Zolotukhin rose to prominence for defending Soviet dissidents in court when he could and behind the scenes when he had to, something he was forced to do after the Soviet authorities expelled him from the official legal profession for speaking on behalf of the those who protested the suppression of the Prague Spring in 1968 (novayagazeta.ru/articles/2021/04/28/potrebnost-poseiat-strakh-a-zakon-orudie-lichnoi-mesti).
In his view, the senior defense attorney says, “the basic distinction of that time from now is that the current instruments of persecution of protesters hare arisen as a result of the scope of the protest movement in Russia and the tasks of the powers that be in their struggle with it.”
In the 1960s and 1970s, the dissidents were “a small group.” As a result, the authorities did not have to worry about repressing large numbers of people. “Today, the number of demonstrators can reach hundreds of thousands, and there is a great need to sow fear among the population.”
The Russian authorities now are seeking to achieve this by the only possible way, “massive repressions, including the conviction of the innocent.” The range of punitive measures today is thus far “wider” than was the case at the end of Soviet times, Zolotukhin continues.
“In the USSR until 1966, the main weapon for persecution those who thought differently was primarily Article 70 of the RSFSR Criminal Code which banned ‘anti-Soviet propaganda and agitation.’” Charging dissidents with this required that prosecutors show they were trying to undermine or weaken Soviet power.

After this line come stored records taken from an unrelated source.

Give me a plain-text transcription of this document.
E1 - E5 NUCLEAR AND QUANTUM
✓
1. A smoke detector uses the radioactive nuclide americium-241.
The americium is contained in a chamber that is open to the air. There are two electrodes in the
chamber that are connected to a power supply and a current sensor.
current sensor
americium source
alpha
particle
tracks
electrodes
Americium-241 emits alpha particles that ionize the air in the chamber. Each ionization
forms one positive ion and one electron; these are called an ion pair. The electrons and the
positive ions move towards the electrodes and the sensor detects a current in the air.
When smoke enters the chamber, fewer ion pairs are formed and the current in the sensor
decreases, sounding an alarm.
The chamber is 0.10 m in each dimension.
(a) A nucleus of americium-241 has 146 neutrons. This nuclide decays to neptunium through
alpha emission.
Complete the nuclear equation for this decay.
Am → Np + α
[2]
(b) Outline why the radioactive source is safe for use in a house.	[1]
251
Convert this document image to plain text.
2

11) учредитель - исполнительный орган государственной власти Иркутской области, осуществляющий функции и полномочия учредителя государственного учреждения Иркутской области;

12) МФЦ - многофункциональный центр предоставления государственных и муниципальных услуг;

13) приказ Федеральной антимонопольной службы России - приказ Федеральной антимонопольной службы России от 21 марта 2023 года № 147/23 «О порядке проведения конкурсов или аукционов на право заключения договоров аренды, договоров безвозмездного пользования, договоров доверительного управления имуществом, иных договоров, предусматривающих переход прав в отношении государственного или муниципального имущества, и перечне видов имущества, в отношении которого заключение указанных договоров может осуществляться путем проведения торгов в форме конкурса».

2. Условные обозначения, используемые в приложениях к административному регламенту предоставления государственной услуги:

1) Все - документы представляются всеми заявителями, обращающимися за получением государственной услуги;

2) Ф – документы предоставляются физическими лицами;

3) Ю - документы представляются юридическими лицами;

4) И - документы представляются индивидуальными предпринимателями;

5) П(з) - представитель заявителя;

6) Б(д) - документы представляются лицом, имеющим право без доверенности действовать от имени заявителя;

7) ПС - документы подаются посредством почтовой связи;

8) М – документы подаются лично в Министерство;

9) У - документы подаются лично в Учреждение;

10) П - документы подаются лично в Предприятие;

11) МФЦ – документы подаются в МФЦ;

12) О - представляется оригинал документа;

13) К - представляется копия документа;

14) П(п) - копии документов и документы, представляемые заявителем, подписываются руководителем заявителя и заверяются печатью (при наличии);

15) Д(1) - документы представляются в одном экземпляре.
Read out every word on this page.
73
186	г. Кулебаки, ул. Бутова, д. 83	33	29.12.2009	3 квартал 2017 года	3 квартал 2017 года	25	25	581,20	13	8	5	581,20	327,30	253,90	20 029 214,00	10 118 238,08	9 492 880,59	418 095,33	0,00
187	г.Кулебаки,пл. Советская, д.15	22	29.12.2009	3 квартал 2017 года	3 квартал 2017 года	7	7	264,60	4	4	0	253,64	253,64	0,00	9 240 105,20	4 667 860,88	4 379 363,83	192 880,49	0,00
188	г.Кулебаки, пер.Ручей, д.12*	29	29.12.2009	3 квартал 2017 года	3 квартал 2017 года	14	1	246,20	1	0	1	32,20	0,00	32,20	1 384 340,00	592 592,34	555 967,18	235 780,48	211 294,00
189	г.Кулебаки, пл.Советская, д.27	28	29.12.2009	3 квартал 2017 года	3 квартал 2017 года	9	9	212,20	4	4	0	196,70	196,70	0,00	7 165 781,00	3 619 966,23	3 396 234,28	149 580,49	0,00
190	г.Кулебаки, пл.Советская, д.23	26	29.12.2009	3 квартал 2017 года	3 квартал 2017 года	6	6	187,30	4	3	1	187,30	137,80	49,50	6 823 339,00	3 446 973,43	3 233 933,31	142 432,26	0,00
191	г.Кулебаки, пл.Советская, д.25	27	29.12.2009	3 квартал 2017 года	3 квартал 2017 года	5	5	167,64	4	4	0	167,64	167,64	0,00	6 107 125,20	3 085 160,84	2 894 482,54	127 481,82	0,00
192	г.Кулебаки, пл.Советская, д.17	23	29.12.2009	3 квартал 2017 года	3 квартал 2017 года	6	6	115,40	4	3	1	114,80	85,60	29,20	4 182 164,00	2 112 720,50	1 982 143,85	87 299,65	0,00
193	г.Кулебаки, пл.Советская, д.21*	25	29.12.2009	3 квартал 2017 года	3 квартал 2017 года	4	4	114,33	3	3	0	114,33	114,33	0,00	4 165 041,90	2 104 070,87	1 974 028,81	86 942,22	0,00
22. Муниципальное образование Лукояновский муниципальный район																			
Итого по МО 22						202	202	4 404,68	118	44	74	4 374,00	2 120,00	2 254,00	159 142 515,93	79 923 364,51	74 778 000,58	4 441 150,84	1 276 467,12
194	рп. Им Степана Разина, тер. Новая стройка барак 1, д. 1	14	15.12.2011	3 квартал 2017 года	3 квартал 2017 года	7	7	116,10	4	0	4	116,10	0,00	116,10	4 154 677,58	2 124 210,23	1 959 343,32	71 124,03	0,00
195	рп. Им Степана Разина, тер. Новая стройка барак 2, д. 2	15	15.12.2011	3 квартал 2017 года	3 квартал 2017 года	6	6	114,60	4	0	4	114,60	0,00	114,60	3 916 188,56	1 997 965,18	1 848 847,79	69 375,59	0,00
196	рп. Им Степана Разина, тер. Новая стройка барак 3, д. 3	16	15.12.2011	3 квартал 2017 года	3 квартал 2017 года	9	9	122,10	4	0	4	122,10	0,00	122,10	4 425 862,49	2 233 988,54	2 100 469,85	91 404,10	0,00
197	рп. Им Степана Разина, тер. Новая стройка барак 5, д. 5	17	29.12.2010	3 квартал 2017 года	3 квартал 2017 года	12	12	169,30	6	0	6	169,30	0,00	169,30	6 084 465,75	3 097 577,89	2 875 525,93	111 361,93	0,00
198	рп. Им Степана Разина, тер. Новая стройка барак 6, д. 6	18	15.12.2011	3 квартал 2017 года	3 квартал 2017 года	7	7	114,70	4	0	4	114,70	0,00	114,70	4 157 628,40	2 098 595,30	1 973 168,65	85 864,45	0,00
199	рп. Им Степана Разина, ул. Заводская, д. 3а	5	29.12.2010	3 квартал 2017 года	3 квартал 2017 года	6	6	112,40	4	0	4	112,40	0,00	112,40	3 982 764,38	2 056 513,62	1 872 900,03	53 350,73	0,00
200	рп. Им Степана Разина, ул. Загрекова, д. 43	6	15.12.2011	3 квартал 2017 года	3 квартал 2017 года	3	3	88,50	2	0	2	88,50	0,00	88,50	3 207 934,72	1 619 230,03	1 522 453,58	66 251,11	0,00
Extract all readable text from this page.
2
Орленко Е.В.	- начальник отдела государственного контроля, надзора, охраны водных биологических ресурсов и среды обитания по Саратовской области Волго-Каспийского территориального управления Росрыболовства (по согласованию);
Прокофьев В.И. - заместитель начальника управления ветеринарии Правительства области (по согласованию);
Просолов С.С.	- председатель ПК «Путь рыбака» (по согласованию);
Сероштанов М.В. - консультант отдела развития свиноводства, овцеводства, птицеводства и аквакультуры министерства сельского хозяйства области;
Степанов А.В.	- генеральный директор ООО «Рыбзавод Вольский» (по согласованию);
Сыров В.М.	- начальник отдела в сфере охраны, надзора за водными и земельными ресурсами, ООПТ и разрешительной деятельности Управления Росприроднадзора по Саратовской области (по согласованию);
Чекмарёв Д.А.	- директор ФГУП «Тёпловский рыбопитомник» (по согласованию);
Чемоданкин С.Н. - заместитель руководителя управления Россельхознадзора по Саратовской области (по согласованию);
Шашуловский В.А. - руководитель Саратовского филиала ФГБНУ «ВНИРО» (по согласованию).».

But the dissidents of that time made clear that this was not their goal. “They only insisted on the observation of laws, the Soviet constitution and human rights. Their slogan was brilliantly simple: ‘Observe your own Constitution.’” They thus got support not only from Western human rights activists and governments but also from communist parties in the West.
The protests of those parties played a role in forcing the Soviet powers that be to adopt a new paragraph of the criminal code, Article 190-1 in 1966 which called for punishing “the dissemination of intentionally false and slanderous information shaming Soviet statehood and the social order.”
As a result, Soviet prosecutors could charge and convict dissidents without having to show that they were undermining and weakening Soviet power, Zolotukhin says. “At the same time, repressive measures were softened by the use of exile,” an option not readily available to the Kremlin now given the numbers of people taking part in protests.
The defense attorney says that another “distinctive feature” of Russian repression now is “the use of criminal repressions against personal opponents,” something that further degrades the law and the courts by reducing investigations and trials “into instruments of personal revenge,” a trend that only contributes to the further growth of protest.